Le délianement a été régulier de 1992 à 1997. Il a repris depuis 2002. Il semble que les zones délianées entre 1992 et 1997 sont à 70 pour cent reconquises (pers. Com. Ali Andi). Le délianement est un travail dispendieux et de longue haleine. Etant donné l’ampleur de l’envahissement à Mayotte (et en Union des Comores), il n’est envisageable à long terme que dans des zones restreintes et ciblées.
• La restauration des mauvaises terres (‘padzas’):
Les ‘padzas’ où la roche mère est mise à nu par des processus d’érosion très actifs couvrent
2 600 ha soit 7 pour cent de la superficie de Mayotte Leur dynamique est favorisée par les pratiques de culture sur brûlis sur de fortes pentes, les écobuages pastoraux et le surpâturage.
Les opérations de restauration engagées depuis 1992 visent à fixer les sols à court terme par installation d’un couvert végétal et à y entreprendre de nouvelles formes d’agriculture douce à moyen terme.

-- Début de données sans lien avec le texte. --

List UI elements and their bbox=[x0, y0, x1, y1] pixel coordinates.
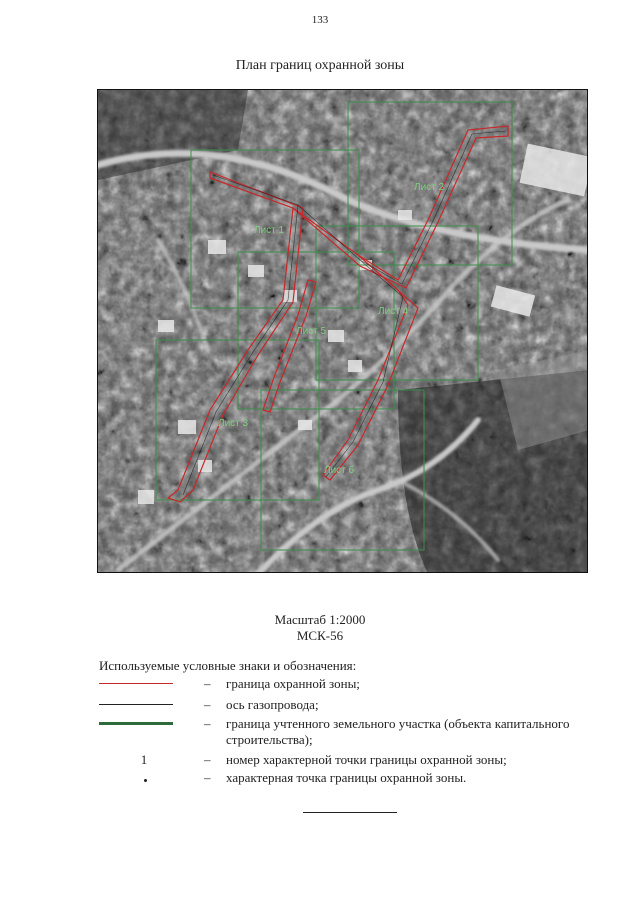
sheet-label-2: Лист 2 bbox=[414, 182, 445, 193]
sheet-label-3: Лист 3 bbox=[218, 418, 249, 429]
legend-title: Используемые условные знаки и обозначения: bbox=[99, 658, 357, 673]
sheet-label-4: Лист 4 bbox=[378, 306, 409, 317]
green-line-symbol bbox=[99, 722, 173, 725]
black-line-symbol bbox=[99, 704, 173, 705]
sheet-label-5: Лист 5 bbox=[296, 326, 327, 337]
point-number-symbol: 1 bbox=[140, 752, 148, 767]
legend-text: номер характерной точки границы охранной зоны; bbox=[226, 752, 507, 767]
point-dot-symbol bbox=[144, 779, 147, 782]
legend-dash: – bbox=[204, 697, 211, 712]
legend-dash: – bbox=[204, 676, 211, 691]
legend-text: характерная точка границы охранной зоны. bbox=[226, 770, 467, 785]
aerial-map[interactable] bbox=[97, 89, 588, 573]
sheet-label-6: Лист 6 bbox=[324, 465, 355, 476]
map-canvas bbox=[98, 90, 588, 573]
page-number: 133 bbox=[311, 14, 329, 26]
page-title: План границ охранной зоны bbox=[235, 58, 405, 73]
scale-ratio: Масштаб 1:2000 bbox=[274, 612, 366, 627]
coordinate-system: МСК-56 bbox=[296, 628, 344, 643]
sheet-label-1: Лист 1 bbox=[254, 225, 285, 236]
scale-block bbox=[0, 612, 640, 644]
red-line-symbol bbox=[99, 683, 173, 684]
legend-dash: – bbox=[204, 770, 211, 785]
legend-text: ось газопровода; bbox=[226, 697, 319, 712]
signature-line bbox=[303, 812, 397, 813]
legend-text: граница учтенного земельного участка (объекта капитального строительства); bbox=[226, 716, 570, 747]
legend-dash: – bbox=[204, 752, 211, 767]
legend-dash: – bbox=[204, 716, 211, 731]
legend-text: граница охранной зоны; bbox=[226, 676, 360, 691]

Elles mettent en œuvre des techniques de génie civil (construction de barrages en pierre sèche dans les ravines, murets de soutènement de talus, renouvellement de micro-reliefs instables), de génie agronomique (récupération et épandage de terres arables, incorporation de compost organique, installation et paillage de plants) et de génie biologique (recherche et plantation d’espèces adaptées au terrain).
Les travaux entrepris sont très coûteux, de 20 000 à 60 000 euros par hectare en fonction de l’accessibilité des sites, de leur état initial et des objectifs de mise en valeur ultérieurs. Soixante dix sept pour cent du prix final est lié au travail de génie civil.
Jusqu’à 30 ha de padzas peuvent être réhabilités par an. A. mangium a été longtemps la principale espèce de reboisement des padzas. La récente observation de sa régénération naturelle incite le Service des eaux et forêts à rechercher d’autres espèces pour le remplacer. En pépinière cette année, A. mangium ne représente plus que 45 pour cent de la production (le reste étant représenté par M. comorensis et C. inophyllum).
Dans le schéma opérationnel de gestion de la Pointe Saziley, les auteurs recommandent l’utilisation d’espèces locales telles que Erythroxylum platycladum, Ochna ciliata ou le palmier Phoenix reclinata. Ces trois espèces ont d’ailleurs l’air naturellement présentes sur les padzas (com. Pers. Barthelat).
Le Service des eaux et forêts est aujourd’hui conscient que les espèces ‘standards’ dont la production et la croissance rapide peuvent révéler des performances telles dans le milieu insulaire de Mayotte que les espèces natives ne résistent pas à leur concurrence. Substituer les espèces standard par des espèces natives en replantation semble être aujourd’hui une priorité de la pépinière.